UM isn’t going to suffer. It’s likely to fill its freshman class year in and year out indefinitely. But it will pull in students from other states, and other state universities. That increases the need to be competitive for the remaining state universities, and to a lesser extent, Washtenaw Community College.
Higher education institutions that know how to compete are those that know how to attract and retain students. At the community college level, this means preparing students who want to transfer to a four-year university well enough to get them in someone else’s door. For students who want occupational/vocational education, it means building programs that lead to high-wage, high-demand jobs in one of Michigan’s most expensive counties.
That is literally THE ONLY STRATEGY that will keep students coming into WCC. WCC has to make prospective students a better economic offer than the current job market does. If it doesn’t, students will simply enter the workforce with no concrete plan for higher education later on. When the job market is good, there is no pressure for students to be strategic and intentional about their career choices. Any job that pays the bills will work just fine.

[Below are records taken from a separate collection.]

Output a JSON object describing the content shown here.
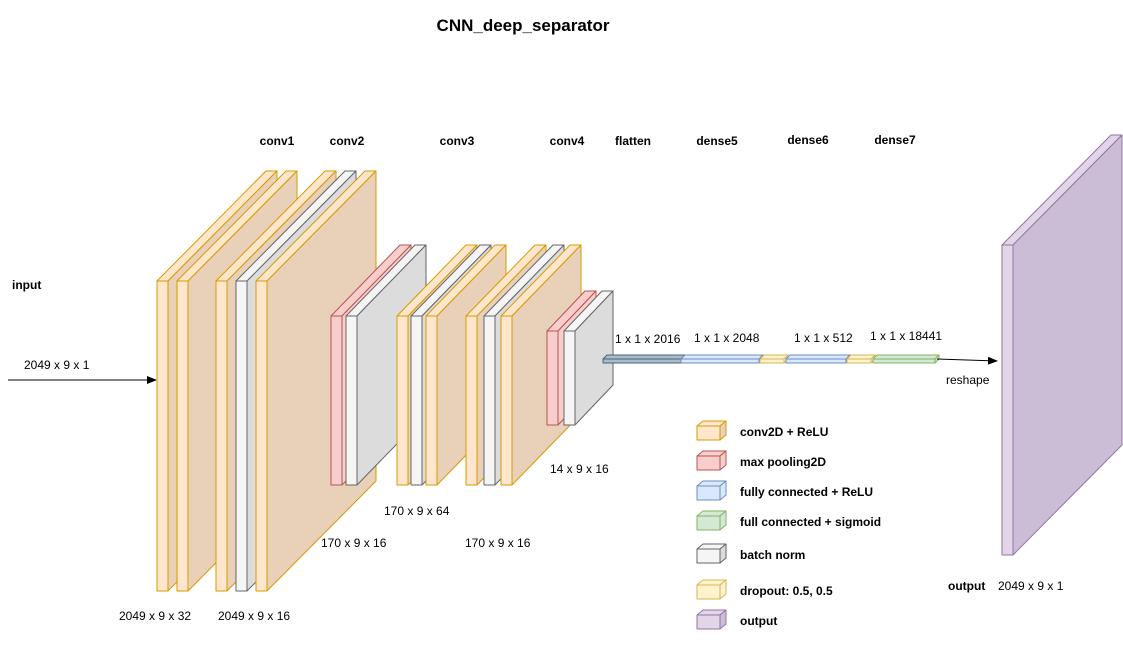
{
  "title": "CNN_deep_separator",
  "colors": {
    "conv_front": "#ffe6cc",
    "conv_stroke": "#d79b00",
    "conv_deep": "#e8d0b9",
    "pool_front": "#f8cecc",
    "pool_stroke": "#b85450",
    "bn_front": "#f5f5f5",
    "bn_stroke": "#666666",
    "bn_deep": "#dcdcdc",
    "fc_front": "#dae8fc",
    "fc_stroke": "#6c8ebf",
    "sig_front": "#d5e8d4",
    "sig_stroke": "#82b366",
    "drop_front": "#fff2cc",
    "drop_stroke": "#d6b656",
    "out_front": "#e1d5e7",
    "out_stroke": "#9673a6",
    "out_deep": "#cbbdd5",
    "flat_front": "#a9bccc",
    "flat_stroke": "#4a6278"
  },
  "layers": {
    "conv1": "conv1",
    "conv2": "conv2",
    "conv3": "conv3",
    "conv4": "conv4",
    "flatten": "flatten",
    "dense5": "dense5",
    "dense6": "dense6",
    "dense7": "dense7"
  },
  "input": {
    "label": "input",
    "shape": "2049 x 9 x 1"
  },
  "shapes": {
    "conv1": "2049 x 9 x 32",
    "conv2": "2049 x 9 x 16",
    "pool1": "170 x 9 x 16",
    "conv3a": "170 x 9 x 64",
    "conv3b": "170 x 9 x 16",
    "pool2": "14 x 9 x 16",
    "flatten": "1 x 1 x 2016",
    "dense5": "1 x 1 x 2048",
    "dense6": "1 x 1 x 512",
    "dense7": "1 x 1 x 18441"
  },
  "reshape": "reshape",
  "output": {
    "label": "output",
    "shape": "2049 x 9 x 1"
  },
  "legend": [
    {
      "label": "conv2D + ReLU",
      "color": "conv"
    },
    {
      "label": "max pooling2D",
      "color": "pool"
    },
    {
      "label": "fully connected + ReLU",
      "color": "fc"
    },
    {
      "label": "full connected + sigmoid",
      "color": "sig"
    },
    {
      "label": "batch norm",
      "color": "bn"
    },
    {
      "label": "dropout: 0.5, 0.5",
      "color": "drop"
    },
    {
      "label": "output",
      "color": "out"
    }
  ]
}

Effective competition doesn’t involve wasting money
WCC’s administration should have spent the last few years figuring out how to increase its graduation rate, how to wean itself off of certificates in place of degrees, how to deliver degree programs faster and better, and how to offer more high wage learning opportunities. It should have built up its occupational education programs and improved its academic facilities.
Instead, it has wasted millions of dollars on executives, built a gym that the community didn’t ask or approve funding for, shopped out a $26M no-bid contract on managed IT services that required it to spend additional millions of dollars on IT infrastructure purchases, literally threw away a multi-million dollar website redesign project, slipped a ludicrous hotel project into its virtually worthless Master Plan, and allowed its physical facilities to slip into disrepair.
Successful competition means survival. None of what WCC’s administration has done in the past decade has set the institution up to compete successfully. If WCC’s survival is important, then doing nothing is not an option, and doing the wrong things will simply hasten the institution’s demise.